The registration, which the couple provided to a trooper, shows the historical plate in a box called “equipment number.” The actual plate number is in another box. The trooper ran that number but he didn’t include a “plus” sign so it came back to the wrong vehicle.
That was error number one.
Error number two came when the trooper radioed the correct “vin” number of the car into dispatch. But the dispatcher entered the wrong number into the computer, and the erroneous number came back to a stolen car, similar to the one belonging to the couple.
The Bruins said they can understand an honest mistake, even two. What they don’t understand is why officers didn’t act on what appeared to be their own belief that the Bruins might be innocent victims.
As recorded by the dash camera, a trooper gets on the phone and tells his supervisor about Robin Bruins: “I tend to believe him. I mean I’m gonna run him before I make a determination … the guy comes back with possession … or a history of something like that. If he’s lying to me, that’s a different story. But, as of right now, I mean, he seems to be legit.”
Despite a clean criminal history check, Robin Bruins was hauled off to jail.
“I mean, he was on the phone with his supervisor, talked to other officers when they got there, talked to another officer at the detention center when I got there,” Robin Bruins said. “And they all agreed that I should be behind bars. And that is just incredible.”
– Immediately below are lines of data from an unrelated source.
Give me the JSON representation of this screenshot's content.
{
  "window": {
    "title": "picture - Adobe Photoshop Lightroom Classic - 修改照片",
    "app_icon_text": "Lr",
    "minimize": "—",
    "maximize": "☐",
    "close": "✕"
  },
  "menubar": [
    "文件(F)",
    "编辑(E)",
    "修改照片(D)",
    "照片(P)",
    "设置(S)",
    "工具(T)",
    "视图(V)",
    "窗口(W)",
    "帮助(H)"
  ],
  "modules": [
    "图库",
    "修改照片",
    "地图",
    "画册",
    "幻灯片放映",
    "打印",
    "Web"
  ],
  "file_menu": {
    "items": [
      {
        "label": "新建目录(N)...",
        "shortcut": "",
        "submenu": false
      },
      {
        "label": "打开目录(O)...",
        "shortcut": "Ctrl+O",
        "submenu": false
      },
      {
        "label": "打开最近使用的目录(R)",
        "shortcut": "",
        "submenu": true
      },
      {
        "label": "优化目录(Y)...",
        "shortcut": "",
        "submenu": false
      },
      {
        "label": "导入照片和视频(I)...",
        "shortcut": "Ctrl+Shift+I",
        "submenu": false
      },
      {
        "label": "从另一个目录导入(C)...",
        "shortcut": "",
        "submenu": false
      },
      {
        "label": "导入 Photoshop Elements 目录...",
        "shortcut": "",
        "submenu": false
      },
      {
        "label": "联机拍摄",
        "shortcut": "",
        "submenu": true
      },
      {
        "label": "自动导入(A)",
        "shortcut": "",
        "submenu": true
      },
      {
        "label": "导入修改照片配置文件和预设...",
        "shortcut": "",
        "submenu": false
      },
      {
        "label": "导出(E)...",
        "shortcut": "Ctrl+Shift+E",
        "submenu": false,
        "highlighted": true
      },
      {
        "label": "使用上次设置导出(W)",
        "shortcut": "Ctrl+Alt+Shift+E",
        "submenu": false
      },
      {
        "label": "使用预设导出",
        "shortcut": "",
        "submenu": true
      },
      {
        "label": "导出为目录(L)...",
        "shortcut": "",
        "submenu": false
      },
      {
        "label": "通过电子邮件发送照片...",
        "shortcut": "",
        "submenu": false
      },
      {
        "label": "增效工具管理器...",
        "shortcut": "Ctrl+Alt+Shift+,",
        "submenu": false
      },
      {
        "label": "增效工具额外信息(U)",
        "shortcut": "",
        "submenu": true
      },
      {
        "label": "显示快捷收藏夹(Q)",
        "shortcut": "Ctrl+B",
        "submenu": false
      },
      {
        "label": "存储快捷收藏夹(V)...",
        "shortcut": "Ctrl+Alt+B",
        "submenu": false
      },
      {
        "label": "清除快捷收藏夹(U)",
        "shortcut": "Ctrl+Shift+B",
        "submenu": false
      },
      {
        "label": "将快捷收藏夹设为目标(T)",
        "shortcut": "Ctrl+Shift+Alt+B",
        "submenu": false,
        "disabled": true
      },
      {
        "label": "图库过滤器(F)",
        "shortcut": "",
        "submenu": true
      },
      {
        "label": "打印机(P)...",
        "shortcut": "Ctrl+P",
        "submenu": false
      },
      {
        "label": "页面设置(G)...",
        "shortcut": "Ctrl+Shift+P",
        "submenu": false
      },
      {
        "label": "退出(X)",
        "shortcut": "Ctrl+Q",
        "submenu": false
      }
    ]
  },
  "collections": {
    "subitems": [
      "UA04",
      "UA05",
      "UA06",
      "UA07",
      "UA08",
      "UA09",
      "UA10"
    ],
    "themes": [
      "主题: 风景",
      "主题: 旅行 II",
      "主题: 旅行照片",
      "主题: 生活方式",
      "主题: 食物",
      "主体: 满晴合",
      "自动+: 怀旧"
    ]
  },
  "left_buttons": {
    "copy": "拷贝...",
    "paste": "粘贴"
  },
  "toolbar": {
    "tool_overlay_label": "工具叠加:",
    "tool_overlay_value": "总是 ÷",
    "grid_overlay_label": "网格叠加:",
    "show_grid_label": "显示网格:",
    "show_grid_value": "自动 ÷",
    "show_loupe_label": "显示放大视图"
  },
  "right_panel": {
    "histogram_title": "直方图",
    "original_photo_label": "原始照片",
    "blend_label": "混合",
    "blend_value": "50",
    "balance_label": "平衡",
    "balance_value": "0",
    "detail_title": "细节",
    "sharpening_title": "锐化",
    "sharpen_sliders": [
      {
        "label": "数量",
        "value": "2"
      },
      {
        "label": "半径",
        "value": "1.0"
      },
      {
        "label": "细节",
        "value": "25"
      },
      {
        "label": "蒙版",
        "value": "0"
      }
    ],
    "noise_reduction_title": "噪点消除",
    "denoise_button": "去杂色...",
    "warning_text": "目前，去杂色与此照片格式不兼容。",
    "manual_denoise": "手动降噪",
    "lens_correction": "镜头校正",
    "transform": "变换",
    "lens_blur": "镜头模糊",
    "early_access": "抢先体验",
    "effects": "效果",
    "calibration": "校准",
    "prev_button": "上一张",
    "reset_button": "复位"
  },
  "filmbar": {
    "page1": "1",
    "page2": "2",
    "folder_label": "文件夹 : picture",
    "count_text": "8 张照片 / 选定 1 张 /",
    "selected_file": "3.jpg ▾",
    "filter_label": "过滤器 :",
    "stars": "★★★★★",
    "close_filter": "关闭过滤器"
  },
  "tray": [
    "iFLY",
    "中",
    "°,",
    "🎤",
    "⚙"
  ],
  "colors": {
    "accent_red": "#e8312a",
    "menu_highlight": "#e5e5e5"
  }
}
The couple has since filed a lawsuit against the officers and head of the highway patrol for civil rights violations.
“Robin was not this, you know, car thief,” the couple’s lawyer Paola Armeni said. “They knew that.. And that’s repeatedly on the video. You can hear them questioning themselves. Yet they still chose to arrest him.”
I-Team: “You think it’s something you need, to send a message with litigation?”
Robin Bruins: “I mean, all they had to do is have one guy check what the dispatcher’s numbers were. And the whole situation wouldn’t have happened.”
Beverly Bruins: “I just think they should have used, that they should have used a character judgment. We live our lives so that we don’t get into situations like this.”
Robin Bruins: “To be treated like the both of us were, I mean, at gunpoint and then handcuffed and then humiliated by making you take your shirt.off and get on your knees on the side of the freeway. I mean, why should that have to happen to anybody?”
The I-Team sought comment from the highway patrol but agency spokeswoman Gail Powell wrote via email: “We are unable to discuss any specifics concerning on-going litigation matters.”